神楽甲子園を題材とした漫画――鈴見敦「放課後カグラヴァイブス」
鈴見敦「放課後カグラヴァイブス」1・2巻を読む。神楽甲子園を題材とした作品。そういう意味では「カグラ舞う!」に次ぐ作品。
生まれつき目つきが悪くて不良に絡まれやすい號は何事からも逃走するのがモットーだったが、転校した広島の高校で目力があると神楽部に勧誘され、そこで號は変わっていく……という内容。
作中、足の血豆が潰れてしまうシーンがあったが、剣道と同じ様にすり足なので足の皮が剥けやすいのだろうか。あれは痛いのである。
リアリティの無いのは玉塚神楽団の団長、惣史の父。玉塚神楽団は新舞も旧舞もやるようだが、実態はそこら辺のおっちゃんと変わらずあんな格式ばった人はいないだろう。梶矢神楽団なら別かもしれないが。

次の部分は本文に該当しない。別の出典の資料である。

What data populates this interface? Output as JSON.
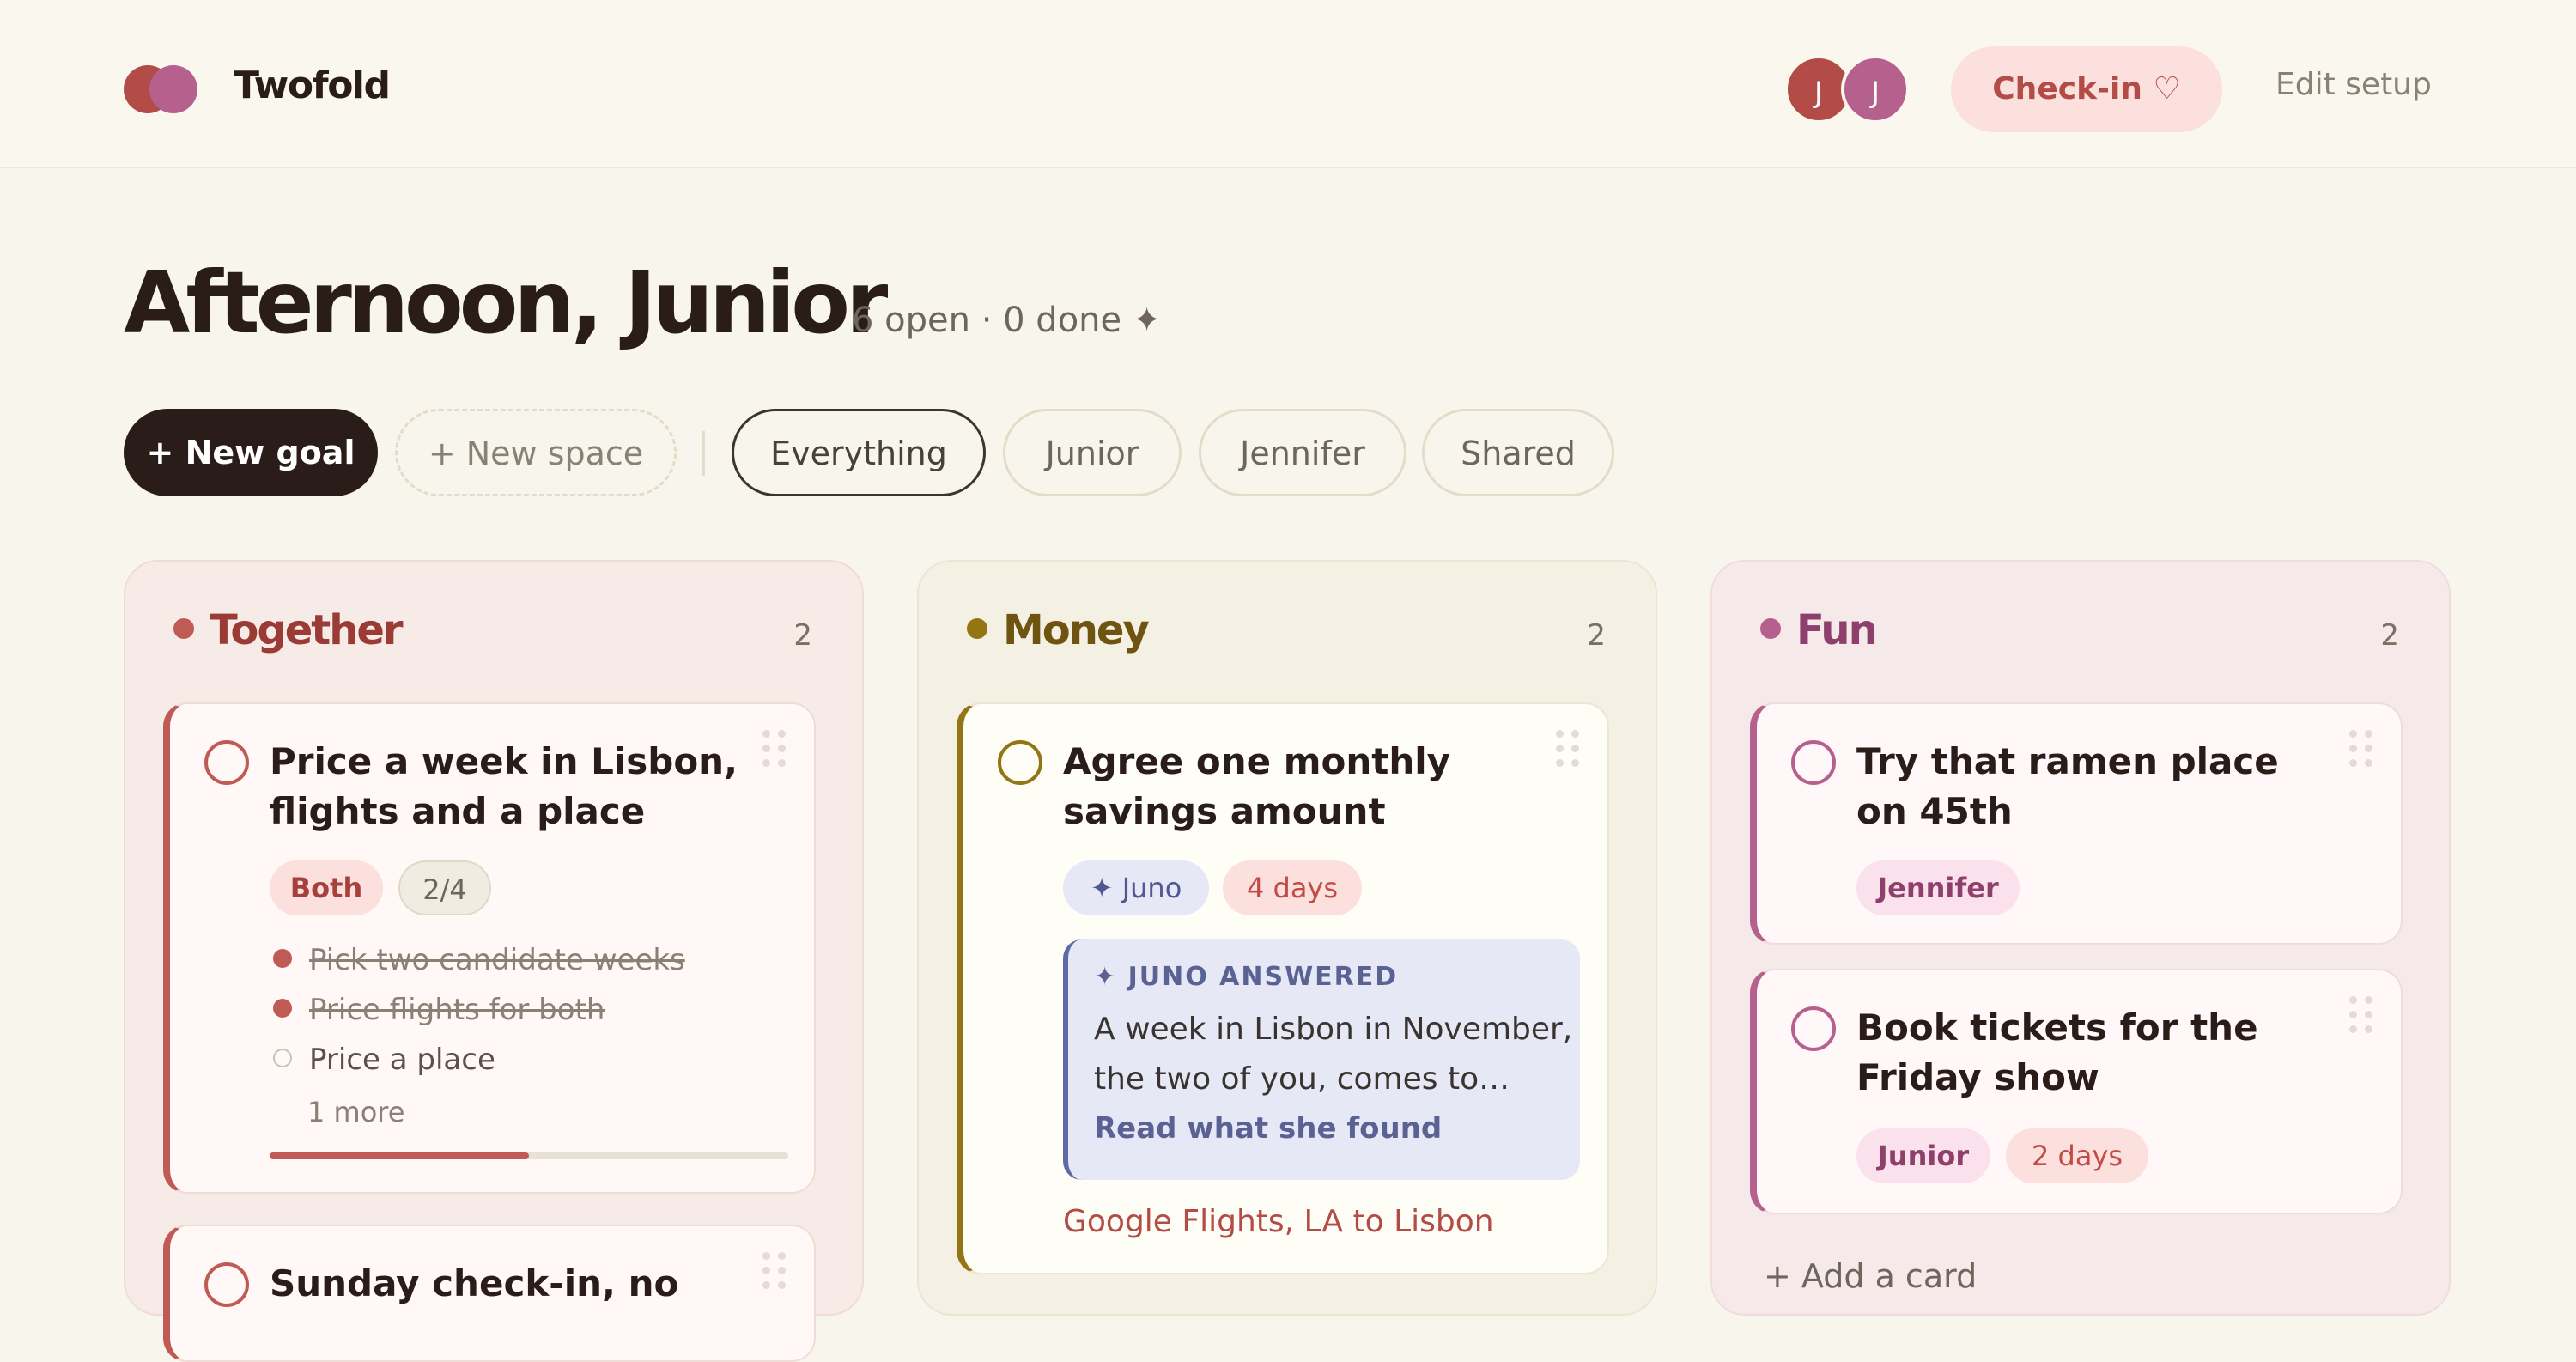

芸北神楽が出雲神楽が源流で石見に伝播して石見神楽となり、それが広島県芸北地方に伝播して芸北神楽となったという説明がされているが、どうだろう。石見神楽は大元神楽をルーツとしているが、大元神楽が出雲神楽に源流があるとは言えないはずである。出雲で能楽の様式を取り入れる以前から大元神楽はあっただろう。
「カグラ舞う!」は四コマ漫画なので、芸北神楽の躍動感を表現するのが難しい部分もあるが、「放課後カグラヴァイブス」は普通のコマ割りの漫画なので、芸北神楽の躍動感を表現するのに成功している。
残念ながら2巻10話で連載終了となってしまった。目標の神楽甲子園までたどり着いたのがせめてもの救いだろうか。同じく郷土芸能を題材にした「鬼踊れ!!」は仲間集めの段階で物語が終了してしまった。
分からないのは「ヴァイブス」の意味。英語ではVIBESらしいが、辞書で引くと、雰囲気とか気配といった意味なのである。
作者が関東在住なら関東の里神楽も見て欲しい。芸北神楽とは全然違うことが分かって楽しめるだろう。